Lula parte para Seul no dia 22 de fevereiro para visita oficial. É a 3ª viagem do presidente à Coreia do Sul (2005 e 2010 foram as anteriores) e a 1ª visita de Estado. O presidente sul-coreano, Lee Jae Myung, e Lula se encontraram duas vezes em 2025: em junho, no G7, e em novembro, no G20.
No dia 23, os presidentes realizam uma reunião de trabalho e uma reunião ampliada com ministros. Lula passará a palavra a cada ministro para discutir temas de interesse de suas pastas. Os 2 países assinarão um plano de ação trienal de 2026 a 2029 para elevar o relacionamento bilateral à parceria estratégica.
O Fórum Empresarial Brasil-Coreia, organizado pelo Ministério das Relações Exteriores e ApexBrasil junto à Confederação da Indústria Coreana e à Agência de Promoção de Comércio e Investimentos, terá painéis sobre IA, minerais estratégicos, indústrias criativas, cosméticos e agronegócio. Ao todo, 230 empresas brasileiras se inscreveram.

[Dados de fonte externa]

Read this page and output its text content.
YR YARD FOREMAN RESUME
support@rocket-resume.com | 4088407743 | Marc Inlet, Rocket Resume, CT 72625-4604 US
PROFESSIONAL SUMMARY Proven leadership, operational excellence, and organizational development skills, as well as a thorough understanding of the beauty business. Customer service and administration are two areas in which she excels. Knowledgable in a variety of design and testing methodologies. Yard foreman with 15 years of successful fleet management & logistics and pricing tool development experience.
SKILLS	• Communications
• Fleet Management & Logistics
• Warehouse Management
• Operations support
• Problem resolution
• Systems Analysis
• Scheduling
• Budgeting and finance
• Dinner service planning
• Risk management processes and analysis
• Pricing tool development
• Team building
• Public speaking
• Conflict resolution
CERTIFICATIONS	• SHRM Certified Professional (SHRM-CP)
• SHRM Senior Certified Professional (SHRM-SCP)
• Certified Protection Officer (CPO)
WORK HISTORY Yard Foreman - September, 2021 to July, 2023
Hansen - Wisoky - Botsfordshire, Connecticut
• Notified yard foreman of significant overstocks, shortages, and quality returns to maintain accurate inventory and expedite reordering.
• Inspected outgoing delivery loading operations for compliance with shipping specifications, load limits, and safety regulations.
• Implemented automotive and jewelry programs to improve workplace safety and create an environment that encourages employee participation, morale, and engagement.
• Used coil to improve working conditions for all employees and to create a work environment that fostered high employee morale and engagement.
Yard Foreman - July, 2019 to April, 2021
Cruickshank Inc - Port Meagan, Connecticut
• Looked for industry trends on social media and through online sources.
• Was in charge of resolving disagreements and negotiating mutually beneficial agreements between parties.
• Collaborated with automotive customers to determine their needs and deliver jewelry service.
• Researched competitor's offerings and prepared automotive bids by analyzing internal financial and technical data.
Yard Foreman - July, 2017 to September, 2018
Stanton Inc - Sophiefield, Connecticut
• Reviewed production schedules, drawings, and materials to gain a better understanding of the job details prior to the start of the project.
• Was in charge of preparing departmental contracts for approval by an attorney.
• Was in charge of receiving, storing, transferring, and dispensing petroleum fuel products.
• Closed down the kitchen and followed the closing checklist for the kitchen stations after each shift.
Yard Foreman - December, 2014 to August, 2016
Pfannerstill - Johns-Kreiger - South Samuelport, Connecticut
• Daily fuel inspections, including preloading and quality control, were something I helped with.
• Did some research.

A principal meta no país é a abertura do mercado de carnes bovinas. O Brasil ainda não tem acordo sanitário para exportação do produto à Coreia do Sul, que tradicionalmente compra de Austrália e Nova Zelândia. A conquista seria importante diante da cota de importação imposta pela China em dezembro de 2025.
A delegação também buscará aproximar matérias-primas brasileiras do mercado de cosméticos sul-coreano e atrair fábricas de produção de cosméticos para o Brasil.
O objetivo é atrair capital sul-coreano –o país é o 4º parceiro comercial do Brasil na Ásia e 13º no mundo.